Michel Varisco is a native New Orleans artist. Her photographs, assemblages and site-specific installations explore loss and regeneration. She received her MFA from Tulane University and studied in France (LaCoste School of Art-Cleveland Art Institute) and Italy (U.G.A) and is an artist/mentor at NOCCA|Riverfront. Varisco’s work is exhibited and published internationally and is included in public, private and corporate collections in the U.S. and abroad.

Support for her work has included grants and commisions by the Louisiana Endowment for the Humanities, the SURDNA Foundation of New York, the Joan Mitchell Foundation of New York, Louisiana Cultural Economy Foundation, Louisiana Division for the Arts, Houma Regional Arts Council from the Department of Culture, Recreation and Tourism in cooperation with the Louisiana State Arts Council and the Louisiana Division of the Arts and the Office of Cultural Development.

Artist Statement

 

Michel Varisco’s large-scale photographs depict late-Louisiana in its accelerated shift towards the Gulf of Mexico. The photographs are pointers to the complex relationship between the natural and engineered environment carved out of a delicate delta system. As a native New Orleans artist, Varisco depicts her homeland through photography and installation to educate, inspire, transform and heal an ecologically and culturally rich place that’s fighting to survive.

Shifting is a series shot before, during and after the BP Deepwater Horizon oil disaster, and examines the systems of land and water management that has caused a crisis of loss within a single century. Staying on houseboats, going into marshes with fishers and flying above the Gulf in small planes while working with scientists, Varisco documents first hand what is occurring in the Southeast Louisiana’s wetlands and open waters.

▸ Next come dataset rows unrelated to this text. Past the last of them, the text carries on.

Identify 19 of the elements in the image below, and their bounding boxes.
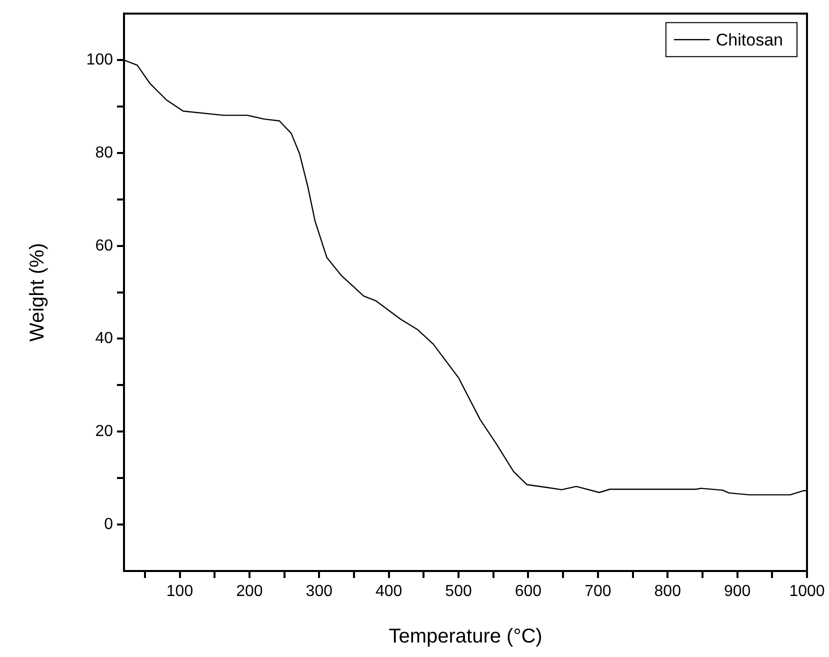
x-tick-label: 800	[654, 583, 682, 600]
x-tick-label: 1000	[789, 583, 825, 600]
x-tick-label: 900	[724, 583, 751, 600]
y-tick-label: 0	[104, 516, 114, 533]
y-tick-label: 80	[95, 144, 114, 162]
legend-label: Chitosan	[716, 30, 784, 50]
x-tick-label: 300	[306, 583, 333, 600]
x-tick-label: 600	[514, 583, 542, 600]
x-tick-label: 100	[166, 583, 194, 600]
x-tick-label: 200	[236, 583, 263, 600]
x-tick-label: 700	[584, 583, 612, 600]
y-tick-label: 40	[95, 330, 114, 348]
x-tick-label: 400	[375, 583, 402, 600]
y-tick-label: 20	[95, 423, 114, 440]
y-tick-label: 100	[86, 51, 114, 68]
y-axis-title: Weight (%)	[26, 243, 49, 342]
x-axis-title: Temperature (°C)	[388, 626, 542, 648]
y-tick-label: 60	[95, 237, 114, 254]
x-tick-label: 500	[445, 583, 472, 600]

Nathan Martin writes of the work: “Contrary to what one might initially surmise, her photographs are not traditional nature or landscape photographs. They are photographs of functioning systems, and therefore photographs of events: the Mississippi shifting, the wetlands melting, human machinations encroaching on the natural world. A number of writers, such as Curtis White, have argued that the conversation about our ravaged environment has been hijacked by scientists, businesspeople, and politicians in such a way that the true essence—the spiritual essence, if you will—of nature’s importance has been sidelined . . . Varisco’s work steers the conversation about the environment back toward what is deeply and profoundly at stake.”

Varisco writes: “I believe humans have the capacity to restore what seems permanently lost should our imaginations and ingenuity be so inspired. It’s also my hope that we analyze the interconnectedness of these problems, as they face Louisiana, the United States and other lands around the world. We are at a critical juncture now. As an artist, I feel moved to create out of that collective anxiety of what we are doing to our planet, and by default, to ourselves.”